The potential benefits of using the ECMWF Ensemble Prediction System (EPS) for waves and marine surface winds are demonstrated using buoy and platform data as well as altimeter data. For forecasting purposes, the spread of the different forecasts in the ensemble may indeed be regarded as a measure of the uncertainties in the deterministic predictions. In order to demonstrate this point, a new method is presented in which the ensemble spread is divided into different classes. An upper bound for the model errors is established by calculating the corresponding percentiles of the errors for each separate class. Using this upper bound for the model errors, a strong correlation between the ensemble spread and the deterministic forecast skill is shown. The reliability of the probability forecasts as derived from the EPS for wind and waves is found to be good. However, the reliability diagrams indicate a small tendency for overconfidence in the wave probability forecasts for waves above 6 and 8 m.

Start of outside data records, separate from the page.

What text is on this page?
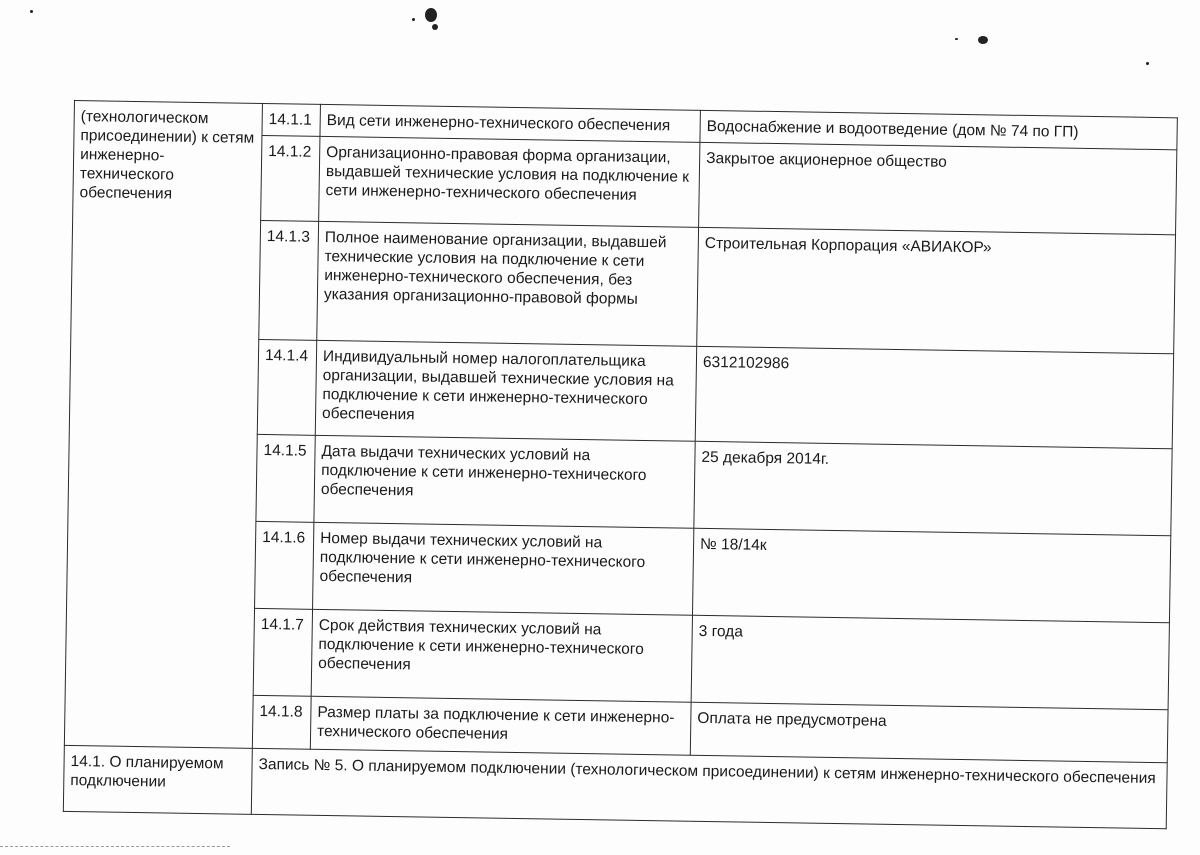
(технологическом присоединении) к сетям инженерно-технического обеспечения	14.1.1	Вид сети инженерно-технического обеспечения	Водоснабжение и водоотведение (дом № 74 по ГП)
	14.1.2	Организационно-правовая форма организации, выдавшей технические условия на подключение к сети инженерно-технического обеспечения	Закрытое акционерное общество
	14.1.3	Полное наименование организации, выдавшей технические условия на подключение к сети инженерно-технического обеспечения, без указания организационно-правовой формы	Строительная Корпорация «АВИАКОР»
	14.1.4	Индивидуальный номер налогоплательщика организации, выдавшей технические условия на подключение к сети инженерно-технического обеспечения	6312102986
	14.1.5	Дата выдачи технических условий на подключение к сети инженерно-технического обеспечения	25 декабря 2014г.
	14.1.6	Номер выдачи технических условий на подключение к сети инженерно-технического обеспечения	№ 18/14к
	14.1.7	Срок действия технических условий на подключение к сети инженерно-технического обеспечения	3 года
	14.1.8	Размер платы за подключение к сети инженерно-технического обеспечения	Оплата не предусмотрена
14.1. О планируемом подключении	Запись № 5. О планируемом подключении (технологическом присоединении) к сетям инженерно-технического обеспечения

This is most pronounced in the Southern Hemisphere, whereas the reliability for the Northern Hemisphere is relatively good. The impact of using of the wave EPS in decision making is studied by a cost–loss model for the relative economic value. For comparison, poor-man's ensembles (PMEs) are also created by adding normally distributed noise to the control forecasts. This study reveals that the real EPS performs better than both the PME and the control forecasts in terms of relative economic value. When more complex forecasting parameters are considered, such as the joint probability of wave height and period, benefits of using the EPS become even more pronounced.